Theresa May said she was dismayed about Donald Trump's decision to pull out of an international agreement to tackle climate change as the US president was left isolated on the issue at the G20 summit.
The Prime Minister said she urged Mr Trump to rejoin the Paris climate change agreement and raised it with him on the sidelines of the gathering in Hamburg, although it was not one of the items on the agenda in the formal meeting between the two leaders.
She said: "Like other world leaders here, I am dismayed at the US decision to pull out of the Paris agreement and I have urged President Trump to rejoin the Paris agreement.
"The UK's own commitment to the Paris agreement and tackling global climate change is as strong as ever."
Challenged on why she had not used her bilateral meeting with the US president to tackle him on the issue, she said: "I did bring the issue of the climate change agreement up with President Trump, I've had a number of conversations with him over the time I have been here at the G20.
"When I brought it up with him, what I did was I encouraged him to bring the United States back into the Paris agreement.
"I continue to hope that is exactly what the United States will do."
Although Mrs May did not raise the president's decision to pull out of the Paris Agreement during their 50-minute bilateral meeting, officials said she brought it up as they walked between engagements at the Hamburg summit.
In the summit's official declaration, the leaders of the world's most powerful economies "take note" of the decision of the US to withdraw from the deal, adding that "the leaders of the other G20 members state that the Paris Agreement is irreversible".
German chancellor Angela Merkel said the US president's decision was regrettable, while French president Emmanuel Macron said he would host a summit in December to discuss the next steps on the agenda.
At a closing G20 press conference, Mrs May underlined the UK's commitment to the climate change deal.
"Not only will this protect the environment for future generations, it will keep energy affordable and maintain a secure and reliable supply in order to protect the interests of businesses and consumers," she said.
"We play a leading role internationally and we are delivering on our commitments to create a safer, more prosperous future for us all."
Critics of the US policy highlighted the splits within the international community, saying there was now a G19 committed to the Paris deal with Mr Trump on the outside.
But conservation groups demanded faster action to end the use of fossil fuels.
Greenpeace International executive director Jennifer Morgan, said: "The G19 held the line, defending the Paris Agreement against Trump's backward decision to withdraw, but that is not enough.
"The G19 should have committed to accelerate the transformation away from coal, oil and gas.

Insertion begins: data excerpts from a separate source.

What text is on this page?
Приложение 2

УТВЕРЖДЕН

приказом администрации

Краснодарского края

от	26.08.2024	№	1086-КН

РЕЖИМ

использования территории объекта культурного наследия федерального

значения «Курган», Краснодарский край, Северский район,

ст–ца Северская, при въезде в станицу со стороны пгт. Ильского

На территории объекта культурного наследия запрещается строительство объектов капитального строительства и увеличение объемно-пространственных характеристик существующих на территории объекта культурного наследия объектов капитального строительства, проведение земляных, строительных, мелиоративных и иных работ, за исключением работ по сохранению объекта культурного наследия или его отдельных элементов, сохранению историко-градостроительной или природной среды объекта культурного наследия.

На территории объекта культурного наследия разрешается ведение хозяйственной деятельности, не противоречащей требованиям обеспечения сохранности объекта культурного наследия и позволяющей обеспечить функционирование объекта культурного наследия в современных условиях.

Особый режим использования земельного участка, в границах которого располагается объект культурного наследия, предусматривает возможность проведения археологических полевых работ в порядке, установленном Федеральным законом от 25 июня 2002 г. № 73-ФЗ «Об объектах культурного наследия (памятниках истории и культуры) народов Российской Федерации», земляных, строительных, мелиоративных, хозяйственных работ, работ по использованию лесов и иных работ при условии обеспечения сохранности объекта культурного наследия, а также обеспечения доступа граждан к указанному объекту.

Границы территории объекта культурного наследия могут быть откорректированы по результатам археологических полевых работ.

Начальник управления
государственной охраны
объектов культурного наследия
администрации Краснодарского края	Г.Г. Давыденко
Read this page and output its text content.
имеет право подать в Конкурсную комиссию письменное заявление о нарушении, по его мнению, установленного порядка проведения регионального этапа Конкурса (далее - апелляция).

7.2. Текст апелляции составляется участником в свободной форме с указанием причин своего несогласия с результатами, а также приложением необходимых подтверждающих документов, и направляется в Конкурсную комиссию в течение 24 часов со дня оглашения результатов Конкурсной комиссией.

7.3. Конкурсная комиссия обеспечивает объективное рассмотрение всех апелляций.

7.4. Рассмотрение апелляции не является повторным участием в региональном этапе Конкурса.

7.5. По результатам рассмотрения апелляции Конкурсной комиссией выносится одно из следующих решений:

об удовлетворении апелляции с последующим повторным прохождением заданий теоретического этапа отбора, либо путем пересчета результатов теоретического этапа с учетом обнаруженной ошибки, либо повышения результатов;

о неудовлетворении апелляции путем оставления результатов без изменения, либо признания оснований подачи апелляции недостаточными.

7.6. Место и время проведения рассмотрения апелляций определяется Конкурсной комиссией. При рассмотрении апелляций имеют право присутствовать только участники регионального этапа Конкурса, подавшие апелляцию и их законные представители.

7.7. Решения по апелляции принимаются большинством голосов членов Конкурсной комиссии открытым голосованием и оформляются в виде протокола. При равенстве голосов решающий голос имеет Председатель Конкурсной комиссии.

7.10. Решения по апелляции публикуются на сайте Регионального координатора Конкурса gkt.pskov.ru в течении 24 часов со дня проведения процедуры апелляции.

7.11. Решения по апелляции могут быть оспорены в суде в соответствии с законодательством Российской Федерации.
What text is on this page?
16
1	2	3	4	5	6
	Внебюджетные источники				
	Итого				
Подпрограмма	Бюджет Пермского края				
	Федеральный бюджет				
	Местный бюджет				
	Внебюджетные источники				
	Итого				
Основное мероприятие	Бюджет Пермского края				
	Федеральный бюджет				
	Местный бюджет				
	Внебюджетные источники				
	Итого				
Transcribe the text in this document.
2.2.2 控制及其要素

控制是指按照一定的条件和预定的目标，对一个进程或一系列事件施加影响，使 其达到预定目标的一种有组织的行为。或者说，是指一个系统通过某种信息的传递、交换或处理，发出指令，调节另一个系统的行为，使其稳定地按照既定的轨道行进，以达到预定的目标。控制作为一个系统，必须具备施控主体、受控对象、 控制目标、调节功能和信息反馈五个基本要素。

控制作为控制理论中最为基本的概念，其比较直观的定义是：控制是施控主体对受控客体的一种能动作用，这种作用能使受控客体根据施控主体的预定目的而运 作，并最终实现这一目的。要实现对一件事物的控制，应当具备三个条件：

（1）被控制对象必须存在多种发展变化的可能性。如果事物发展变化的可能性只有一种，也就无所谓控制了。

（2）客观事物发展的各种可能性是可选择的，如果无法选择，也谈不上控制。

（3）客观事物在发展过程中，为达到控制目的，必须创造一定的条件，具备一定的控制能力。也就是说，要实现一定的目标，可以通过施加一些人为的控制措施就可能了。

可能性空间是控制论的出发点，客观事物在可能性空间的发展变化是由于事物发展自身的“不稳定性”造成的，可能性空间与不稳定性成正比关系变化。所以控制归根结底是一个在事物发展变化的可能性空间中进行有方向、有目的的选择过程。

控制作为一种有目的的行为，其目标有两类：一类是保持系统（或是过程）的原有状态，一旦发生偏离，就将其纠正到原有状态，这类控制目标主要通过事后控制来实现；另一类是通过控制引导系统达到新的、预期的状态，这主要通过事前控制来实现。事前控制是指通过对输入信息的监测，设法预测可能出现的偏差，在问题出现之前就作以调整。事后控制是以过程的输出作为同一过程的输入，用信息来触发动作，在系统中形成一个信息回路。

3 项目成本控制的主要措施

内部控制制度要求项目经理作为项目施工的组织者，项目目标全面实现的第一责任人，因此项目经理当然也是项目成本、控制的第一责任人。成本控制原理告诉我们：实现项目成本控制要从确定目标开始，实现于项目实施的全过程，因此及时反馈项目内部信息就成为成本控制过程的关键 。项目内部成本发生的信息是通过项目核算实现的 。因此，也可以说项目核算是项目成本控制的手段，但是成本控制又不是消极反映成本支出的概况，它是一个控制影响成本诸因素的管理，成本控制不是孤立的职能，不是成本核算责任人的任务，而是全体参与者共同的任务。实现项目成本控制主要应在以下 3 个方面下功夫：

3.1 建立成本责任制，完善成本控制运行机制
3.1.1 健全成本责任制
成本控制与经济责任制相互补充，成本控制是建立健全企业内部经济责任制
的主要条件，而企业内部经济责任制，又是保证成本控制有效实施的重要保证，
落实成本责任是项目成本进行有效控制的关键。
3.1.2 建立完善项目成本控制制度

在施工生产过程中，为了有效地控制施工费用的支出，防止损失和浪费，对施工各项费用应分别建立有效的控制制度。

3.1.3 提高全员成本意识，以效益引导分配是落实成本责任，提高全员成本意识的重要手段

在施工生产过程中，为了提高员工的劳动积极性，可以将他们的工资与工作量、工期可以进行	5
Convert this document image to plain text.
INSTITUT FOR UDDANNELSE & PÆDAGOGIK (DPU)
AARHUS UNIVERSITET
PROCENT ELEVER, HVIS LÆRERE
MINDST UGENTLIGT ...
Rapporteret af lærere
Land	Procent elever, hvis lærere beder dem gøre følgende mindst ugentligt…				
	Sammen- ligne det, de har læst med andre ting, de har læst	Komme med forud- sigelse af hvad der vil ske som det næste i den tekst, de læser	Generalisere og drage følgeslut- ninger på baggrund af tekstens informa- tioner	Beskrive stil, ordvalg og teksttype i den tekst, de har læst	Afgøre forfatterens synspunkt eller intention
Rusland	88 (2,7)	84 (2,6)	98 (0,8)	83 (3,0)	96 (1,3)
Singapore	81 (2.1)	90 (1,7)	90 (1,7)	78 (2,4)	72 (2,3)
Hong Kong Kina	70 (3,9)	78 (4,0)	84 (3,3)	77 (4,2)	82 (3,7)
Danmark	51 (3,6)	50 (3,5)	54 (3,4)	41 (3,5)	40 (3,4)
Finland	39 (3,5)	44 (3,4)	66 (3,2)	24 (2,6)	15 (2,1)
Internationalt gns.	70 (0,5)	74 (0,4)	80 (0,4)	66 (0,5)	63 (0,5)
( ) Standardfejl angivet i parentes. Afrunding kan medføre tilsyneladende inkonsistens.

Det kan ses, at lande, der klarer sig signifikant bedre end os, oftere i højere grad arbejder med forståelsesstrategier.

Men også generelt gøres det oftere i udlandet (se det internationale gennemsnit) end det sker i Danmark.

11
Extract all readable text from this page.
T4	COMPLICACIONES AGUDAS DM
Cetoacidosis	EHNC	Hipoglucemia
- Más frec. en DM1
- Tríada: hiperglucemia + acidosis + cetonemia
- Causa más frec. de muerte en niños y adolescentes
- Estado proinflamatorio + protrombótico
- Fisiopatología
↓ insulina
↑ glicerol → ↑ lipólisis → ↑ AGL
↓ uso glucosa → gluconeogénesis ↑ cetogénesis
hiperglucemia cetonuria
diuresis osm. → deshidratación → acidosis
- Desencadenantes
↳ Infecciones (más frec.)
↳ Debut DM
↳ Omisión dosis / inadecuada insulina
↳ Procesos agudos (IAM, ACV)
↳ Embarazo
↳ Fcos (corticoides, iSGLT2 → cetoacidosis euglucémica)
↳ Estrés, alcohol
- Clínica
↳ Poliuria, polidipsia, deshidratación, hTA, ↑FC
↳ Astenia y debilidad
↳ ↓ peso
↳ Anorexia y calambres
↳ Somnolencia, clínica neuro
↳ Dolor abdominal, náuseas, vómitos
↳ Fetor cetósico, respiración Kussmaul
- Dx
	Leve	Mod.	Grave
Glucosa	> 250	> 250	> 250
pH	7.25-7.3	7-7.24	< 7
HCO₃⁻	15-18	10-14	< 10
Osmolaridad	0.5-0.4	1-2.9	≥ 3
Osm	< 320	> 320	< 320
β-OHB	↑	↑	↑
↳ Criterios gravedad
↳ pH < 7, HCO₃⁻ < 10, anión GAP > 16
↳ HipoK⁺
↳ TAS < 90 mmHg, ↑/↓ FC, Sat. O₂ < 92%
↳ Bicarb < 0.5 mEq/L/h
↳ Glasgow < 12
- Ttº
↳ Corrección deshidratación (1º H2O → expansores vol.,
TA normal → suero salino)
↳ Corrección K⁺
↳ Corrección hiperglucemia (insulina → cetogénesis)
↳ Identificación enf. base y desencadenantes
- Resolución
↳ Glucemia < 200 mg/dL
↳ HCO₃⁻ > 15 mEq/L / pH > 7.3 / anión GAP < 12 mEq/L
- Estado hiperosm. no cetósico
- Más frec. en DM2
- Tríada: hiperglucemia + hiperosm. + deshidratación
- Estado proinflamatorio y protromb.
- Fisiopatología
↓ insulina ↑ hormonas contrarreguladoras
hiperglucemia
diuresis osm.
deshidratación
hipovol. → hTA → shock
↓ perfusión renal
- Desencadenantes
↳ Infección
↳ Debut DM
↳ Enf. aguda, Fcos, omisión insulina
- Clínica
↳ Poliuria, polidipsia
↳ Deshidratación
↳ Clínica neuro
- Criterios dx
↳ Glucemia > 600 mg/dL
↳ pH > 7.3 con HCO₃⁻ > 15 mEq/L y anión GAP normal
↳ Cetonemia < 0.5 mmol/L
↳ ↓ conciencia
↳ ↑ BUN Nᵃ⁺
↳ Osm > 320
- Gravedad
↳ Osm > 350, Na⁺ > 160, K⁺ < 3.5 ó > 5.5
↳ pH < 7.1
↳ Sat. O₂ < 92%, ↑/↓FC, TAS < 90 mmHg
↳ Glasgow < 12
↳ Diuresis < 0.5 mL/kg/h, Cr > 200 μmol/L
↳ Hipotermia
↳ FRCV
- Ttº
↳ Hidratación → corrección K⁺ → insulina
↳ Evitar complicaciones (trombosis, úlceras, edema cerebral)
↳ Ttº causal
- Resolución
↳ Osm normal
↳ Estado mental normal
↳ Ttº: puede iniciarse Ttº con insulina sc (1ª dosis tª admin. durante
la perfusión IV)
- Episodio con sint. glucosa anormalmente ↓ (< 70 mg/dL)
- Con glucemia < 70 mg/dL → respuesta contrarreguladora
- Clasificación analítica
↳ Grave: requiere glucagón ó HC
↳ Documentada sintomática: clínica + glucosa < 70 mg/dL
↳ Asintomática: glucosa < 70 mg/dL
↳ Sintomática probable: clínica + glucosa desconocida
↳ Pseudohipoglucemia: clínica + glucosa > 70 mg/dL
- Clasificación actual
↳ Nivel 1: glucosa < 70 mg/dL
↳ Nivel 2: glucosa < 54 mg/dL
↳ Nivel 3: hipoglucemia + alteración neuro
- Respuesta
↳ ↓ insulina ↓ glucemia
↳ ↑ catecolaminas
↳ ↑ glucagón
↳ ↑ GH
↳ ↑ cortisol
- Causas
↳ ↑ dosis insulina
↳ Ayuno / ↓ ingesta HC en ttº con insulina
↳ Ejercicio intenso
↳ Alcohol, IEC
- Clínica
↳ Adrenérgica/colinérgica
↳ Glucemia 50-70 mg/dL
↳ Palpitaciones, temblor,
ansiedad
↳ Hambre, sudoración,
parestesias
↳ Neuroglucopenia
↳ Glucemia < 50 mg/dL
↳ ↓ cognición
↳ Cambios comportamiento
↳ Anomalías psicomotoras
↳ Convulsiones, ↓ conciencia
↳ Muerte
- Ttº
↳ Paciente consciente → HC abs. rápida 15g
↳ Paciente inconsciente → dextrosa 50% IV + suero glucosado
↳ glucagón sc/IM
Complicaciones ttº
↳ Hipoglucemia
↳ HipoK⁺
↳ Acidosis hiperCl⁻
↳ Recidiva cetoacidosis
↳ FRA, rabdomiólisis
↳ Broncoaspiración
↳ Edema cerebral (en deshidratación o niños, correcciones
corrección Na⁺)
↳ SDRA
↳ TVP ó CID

If Paris was the starting point, Hamburg must sow the seeds of much greater ambition.
"Millions of people suffering from the impacts of climate change are demanding urgent action to end the age of coal, oil and gas. To put words into action, the G19 must now accelerate the clean energy transition and set sail from Hamburg with an agenda of change."
WWF climate and energy spokesman Manuel Pulgar-Vidal said: "Implementing the Paris Agreement is in the interest of each nation.
"Effective climate strategies can help unlock new business and employment opportunities, renewable energy, health benefits, and a sustainable future for all.
"As G20 leaders join cities, companies and individuals around the globe in committing toward a climate-safe future, it must be crystal clear that there is no place for fossil fuels in this scenario. We can be stronger together for climate but we need to translate ambition into action now."